Oracle issues emergency Java update to patch vulnerabilities

After hackers attack a new flaw in Java, "Oracle decided to release a fix for this vulnerability and another closely related bug as soon as possible."

In response to discovering that hackers were actively exploiting two vulnerabilities in Java running in Web browsers, Oracle has released an emergency patch that it says should deal with the problem.

"These vulnerabilities may be remotely exploitable without authentication, i.e., they may be exploited over a network without the need for a username and password," Oracle wrote in a security alert today. "For an exploit to be successful, an unsuspecting user running an affected release in a browser must visit a malicious web page that leverages these vulnerabilities. Successful exploits can impact the availability, integrity, and confidentiality of the user's system."

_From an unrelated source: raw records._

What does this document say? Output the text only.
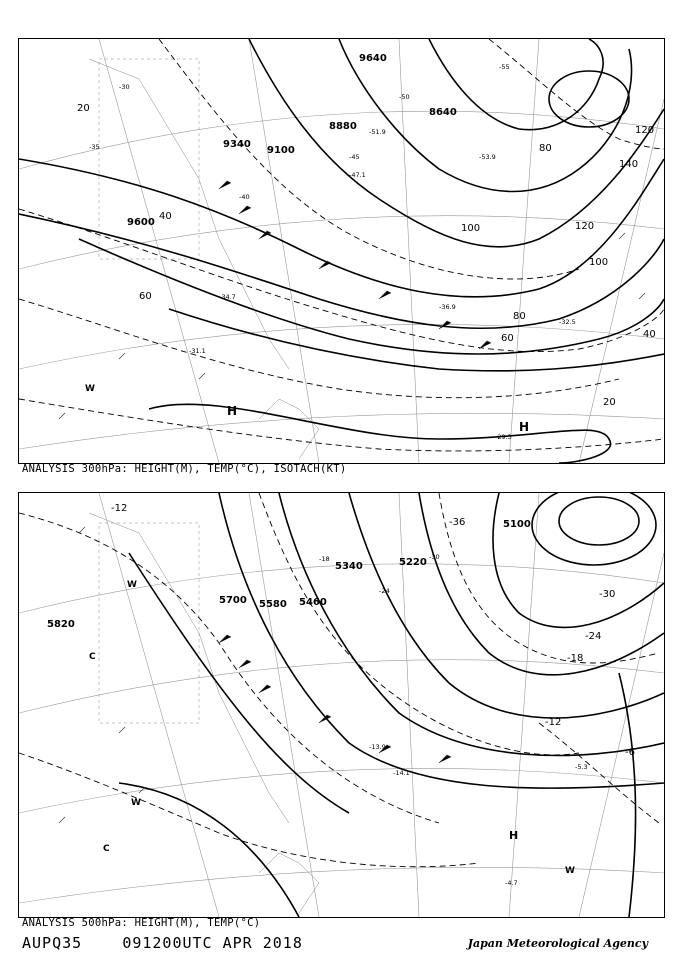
9640
8640
8880
9100
9340
9600
20
40
60
80
100	120
140
120
100
80
60
40
20
-30
-35
-40
-45
-50
-55
-47.1
-51.9
-53.9
-34.7
-36.9
-32.5
-29.3
-31.1
H
H
W
ANALYSIS 300hPa: HEIGHT(M), TEMP(°C), ISOTACH(KT)
5100
5220
5340
5460
5580
5700
5820
-12
-18
-24
-30
-36
-6
-12
-18
-24
-30
-4.7
-5.3
-13.9
-14.1
H
W
W
C
C
W
ANALYSIS 500hPa: HEIGHT(M), TEMP(°C)
AUPQ35	091200UTC APR 2018	Japan Meteorological Agency
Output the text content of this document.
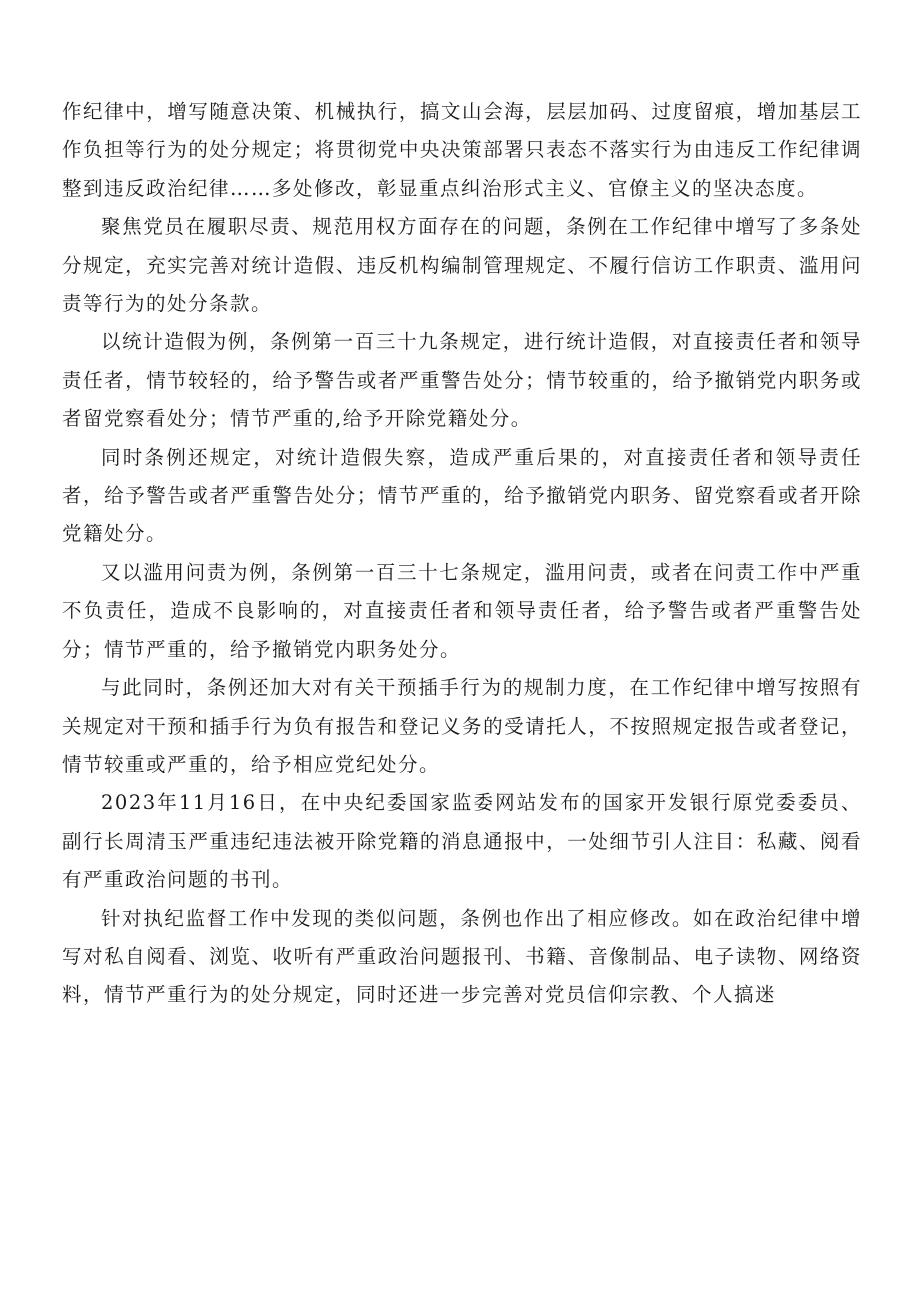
作纪律中，增写随意决策、机械执行，搞文山会海，层层加码、过度留痕，增加基层工作负担等行为的处分规定；将贯彻党中央决策部署只表态不落实行为由违反工作纪律调整到违反政治纪律……多处修改，彰显重点纠治形式主义、官僚主义的坚决态度。

聚焦党员在履职尽责、规范用权方面存在的问题，条例在工作纪律中增写了多条处分规定，充实完善对统计造假、违反机构编制管理规定、不履行信访工作职责、滥用问责等行为的处分条款。

以统计造假为例，条例第一百三十九条规定，进行统计造假，对直接责任者和领导责任者，情节较轻的，给予警告或者严重警告处分；情节较重的，给予撤销党内职务或者留党察看处分；情节严重的,给予开除党籍处分。

同时条例还规定，对统计造假失察，造成严重后果的，对直接责任者和领导责任者，给予警告或者严重警告处分；情节严重的，给予撤销党内职务、留党察看或者开除党籍处分。

又以滥用问责为例，条例第一百三十七条规定，滥用问责，或者在问责工作中严重不负责任，造成不良影响的，对直接责任者和领导责任者，给予警告或者严重警告处分；情节严重的，给予撤销党内职务处分。

与此同时，条例还加大对有关干预插手行为的规制力度，在工作纪律中增写按照有关规定对干预和插手行为负有报告和登记义务的受请托人，不按照规定报告或者登记，情节较重或严重的，给予相应党纪处分。

2023年11月16日，在中央纪委国家监委网站发布的国家开发银行原党委委员、副行长周清玉严重违纪违法被开除党籍的消息通报中，一处细节引人注目：私藏、阅看有严重政治问题的书刊。

针对执纪监督工作中发现的类似问题，条例也作出了相应修改。如在政治纪律中增写对私自阅看、浏览、收听有严重政治问题报刊、书籍、音像制品、电子读物、网络资料，情节严重行为的处分规定，同时还进一步完善对党员信仰宗教、个人搞迷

Hackers were recently found using one of the vulnerabilities to get into users' computers and install McRAT malware . Once installed, McRAT works to contact command, control servers, and copy itself into all files in Windows systems.

Only days after scheduling its last zero-day vulnerability in February, Oracle found these two new exploits. Rather than wait to include the patch in its scheduled quarterly April update, Oracle issued the emergency patch today.

"In order to help maintain the security posture of all Java SE users, Oracle decided to release a fix for this vulnerability and another closely related bug as soon as possible," Oracle software security assurance director Eric Maurice wrote in a blog post today.

It's been a tough go for Oracle over the past couple of months. Several companies, including Apple and Facebook, have said that hackers infiltrated their computer networks via a vulnerability in the Java plug-in for browsers.

In January, Apple blocked Java from some of its Macs using its XProtect antimalware tool -- citing security vulnerabilities. The U.S. Department of Homeland Security also announced in January that computer users should disable Java on their Web browsers saying that unpatched vulnerabilities could still possibly be out there.

According to Oracle, the most recent vulnerabilities are only applicable to Java running in Web browsers -- they don't affect Java running on servers, standalone Java desktop applications, or embedded Java applications. They also do not affect Oracle server-based software.

Users can install and update their Java software by going to the Java Web site or through the Java auto update.